Study results concerning benign breast disorders show a strong negative association between the duration of HC use and the occurrence of breast proliferative epithelial disorders (BPED) without atypia, such as fibroadenomas and chronic cystic disease, irrespective of the oestrogen dosage. On the other hand, these findings do not apply for BPED with atypia. Contraceptives containing only progestins are not associated with any protective effect on benign breast disorders.

As far as breast malignancies in association with HC use is concerned, there is great controversy concerning several study results. Nevertheless, the discovery and research on the steroidal hormones receptors (ER and PrR) have revealed the mechanism of HC action on breast tissue. According to the above, oestrogens up-regulate both ER and PrR, and they cause a proliferative effect. Conversely, progestins down-regulate these receptors, resulting in a more complex effect. The impact of the combined use of oestrogens and progestins is highly proliferative. On the contrary, the single progestin action on breast tissue is antiproliferative. Thus, the effect of each HC method on breast tissue depends on its steroidal contents, their dose, mode of administration (single, combined or consecutive), and the duration of use.

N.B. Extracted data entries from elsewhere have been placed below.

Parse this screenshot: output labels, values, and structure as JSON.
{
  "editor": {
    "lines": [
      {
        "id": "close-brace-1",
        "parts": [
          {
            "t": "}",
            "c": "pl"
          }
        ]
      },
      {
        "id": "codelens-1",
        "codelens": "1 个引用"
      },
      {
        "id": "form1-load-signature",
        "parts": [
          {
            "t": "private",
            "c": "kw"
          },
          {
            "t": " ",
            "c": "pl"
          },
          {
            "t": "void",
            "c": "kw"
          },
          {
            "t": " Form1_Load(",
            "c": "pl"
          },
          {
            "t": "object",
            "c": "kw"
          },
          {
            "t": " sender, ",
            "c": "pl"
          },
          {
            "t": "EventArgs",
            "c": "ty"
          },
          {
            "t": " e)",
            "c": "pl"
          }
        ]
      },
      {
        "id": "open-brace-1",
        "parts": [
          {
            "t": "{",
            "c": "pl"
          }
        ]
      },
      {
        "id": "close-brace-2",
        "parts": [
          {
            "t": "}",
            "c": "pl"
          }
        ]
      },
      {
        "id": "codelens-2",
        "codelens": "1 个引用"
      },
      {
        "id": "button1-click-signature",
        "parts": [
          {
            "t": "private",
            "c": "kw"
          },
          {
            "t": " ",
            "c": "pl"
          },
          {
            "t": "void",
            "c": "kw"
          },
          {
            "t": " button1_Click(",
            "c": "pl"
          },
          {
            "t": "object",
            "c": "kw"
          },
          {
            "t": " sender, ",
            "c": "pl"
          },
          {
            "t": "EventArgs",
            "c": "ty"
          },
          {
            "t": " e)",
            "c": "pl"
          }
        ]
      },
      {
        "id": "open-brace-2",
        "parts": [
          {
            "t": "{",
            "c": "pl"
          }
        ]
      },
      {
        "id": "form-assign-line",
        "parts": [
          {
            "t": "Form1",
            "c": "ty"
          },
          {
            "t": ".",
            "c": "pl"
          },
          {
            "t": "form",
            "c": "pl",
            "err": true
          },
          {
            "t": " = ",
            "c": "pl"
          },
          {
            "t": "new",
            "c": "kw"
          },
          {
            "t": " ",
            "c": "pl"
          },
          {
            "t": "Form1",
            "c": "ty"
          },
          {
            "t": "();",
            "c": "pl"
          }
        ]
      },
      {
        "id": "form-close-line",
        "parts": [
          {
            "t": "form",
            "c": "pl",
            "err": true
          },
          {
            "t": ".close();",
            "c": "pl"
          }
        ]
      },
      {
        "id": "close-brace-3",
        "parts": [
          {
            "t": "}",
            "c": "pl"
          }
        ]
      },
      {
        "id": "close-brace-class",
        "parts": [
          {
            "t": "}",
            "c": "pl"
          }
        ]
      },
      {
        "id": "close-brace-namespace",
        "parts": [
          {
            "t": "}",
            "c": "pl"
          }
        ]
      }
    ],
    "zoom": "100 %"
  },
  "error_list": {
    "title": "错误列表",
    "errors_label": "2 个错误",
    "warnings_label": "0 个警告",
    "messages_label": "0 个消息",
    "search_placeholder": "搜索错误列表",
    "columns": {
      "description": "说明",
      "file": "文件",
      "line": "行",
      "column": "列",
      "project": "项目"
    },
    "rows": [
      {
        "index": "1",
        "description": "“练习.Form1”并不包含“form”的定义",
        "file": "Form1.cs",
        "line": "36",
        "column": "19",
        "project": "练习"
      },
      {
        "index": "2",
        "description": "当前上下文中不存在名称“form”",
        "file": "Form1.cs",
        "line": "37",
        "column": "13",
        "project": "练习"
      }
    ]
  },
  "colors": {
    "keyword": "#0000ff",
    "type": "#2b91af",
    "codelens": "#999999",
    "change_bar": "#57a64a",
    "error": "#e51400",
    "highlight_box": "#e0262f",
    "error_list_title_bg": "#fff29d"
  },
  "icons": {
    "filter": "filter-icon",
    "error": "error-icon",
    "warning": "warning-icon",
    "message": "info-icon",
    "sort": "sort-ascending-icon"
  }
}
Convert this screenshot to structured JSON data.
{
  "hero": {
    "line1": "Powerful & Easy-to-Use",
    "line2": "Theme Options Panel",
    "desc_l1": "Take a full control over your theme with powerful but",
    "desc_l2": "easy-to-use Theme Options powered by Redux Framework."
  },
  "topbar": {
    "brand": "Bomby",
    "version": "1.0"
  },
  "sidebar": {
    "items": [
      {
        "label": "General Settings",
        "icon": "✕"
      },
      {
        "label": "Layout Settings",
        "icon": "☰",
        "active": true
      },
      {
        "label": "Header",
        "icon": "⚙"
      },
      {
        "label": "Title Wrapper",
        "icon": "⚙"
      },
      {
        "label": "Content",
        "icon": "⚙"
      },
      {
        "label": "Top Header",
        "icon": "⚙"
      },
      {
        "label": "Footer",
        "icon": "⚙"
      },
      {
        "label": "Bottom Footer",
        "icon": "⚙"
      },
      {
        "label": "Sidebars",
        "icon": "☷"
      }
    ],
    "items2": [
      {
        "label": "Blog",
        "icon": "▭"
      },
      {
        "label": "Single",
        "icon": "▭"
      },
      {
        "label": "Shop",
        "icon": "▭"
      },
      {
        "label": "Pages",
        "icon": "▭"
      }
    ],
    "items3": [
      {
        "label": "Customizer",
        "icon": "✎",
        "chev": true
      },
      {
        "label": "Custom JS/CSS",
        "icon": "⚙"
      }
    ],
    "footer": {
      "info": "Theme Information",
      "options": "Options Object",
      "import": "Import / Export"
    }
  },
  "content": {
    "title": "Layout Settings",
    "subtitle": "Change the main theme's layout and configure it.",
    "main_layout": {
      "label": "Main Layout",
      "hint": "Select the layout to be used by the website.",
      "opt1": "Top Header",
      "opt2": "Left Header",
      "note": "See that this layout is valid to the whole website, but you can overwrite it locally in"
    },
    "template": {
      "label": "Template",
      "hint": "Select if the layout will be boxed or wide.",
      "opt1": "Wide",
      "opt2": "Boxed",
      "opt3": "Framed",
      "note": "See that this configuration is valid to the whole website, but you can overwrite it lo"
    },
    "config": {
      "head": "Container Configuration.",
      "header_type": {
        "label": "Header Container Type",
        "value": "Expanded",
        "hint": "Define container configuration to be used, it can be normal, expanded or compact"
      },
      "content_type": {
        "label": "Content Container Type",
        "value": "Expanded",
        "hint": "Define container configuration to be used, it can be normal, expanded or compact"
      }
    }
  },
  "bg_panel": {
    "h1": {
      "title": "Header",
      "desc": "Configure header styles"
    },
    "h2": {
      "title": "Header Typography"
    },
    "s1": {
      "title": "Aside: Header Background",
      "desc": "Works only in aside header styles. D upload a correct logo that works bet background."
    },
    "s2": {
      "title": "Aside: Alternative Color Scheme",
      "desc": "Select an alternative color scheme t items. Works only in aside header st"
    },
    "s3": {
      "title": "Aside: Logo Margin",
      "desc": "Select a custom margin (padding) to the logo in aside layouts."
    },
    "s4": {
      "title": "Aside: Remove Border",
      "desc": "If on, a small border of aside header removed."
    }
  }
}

According to the majority of authors’ opinions, women under HC present a slightly increased risk for breast malignancy, with a relative risk (RR) up to 1.24, which disappears ten years after cessation of use. In particular, the early onset of HC use (before the age of 20 and a full-term pregnancy) and its prolonged duration are associated with a higher risk (RR 1.95) when compared to women who initiated contraception later in their life.

It is well known that full-term pregnancy and lactation cause maturation of the breast tissue, thus offering a substantial protective effect from malignant proliferation. Therefore it is questionable whether the elevated breast cancer risk can be attributed to the early onset of HC use alone, or to the lack of the protective effect of full-term pregnancy and lactation. A definite answer to the above may be given only through future extensive and meticulous research.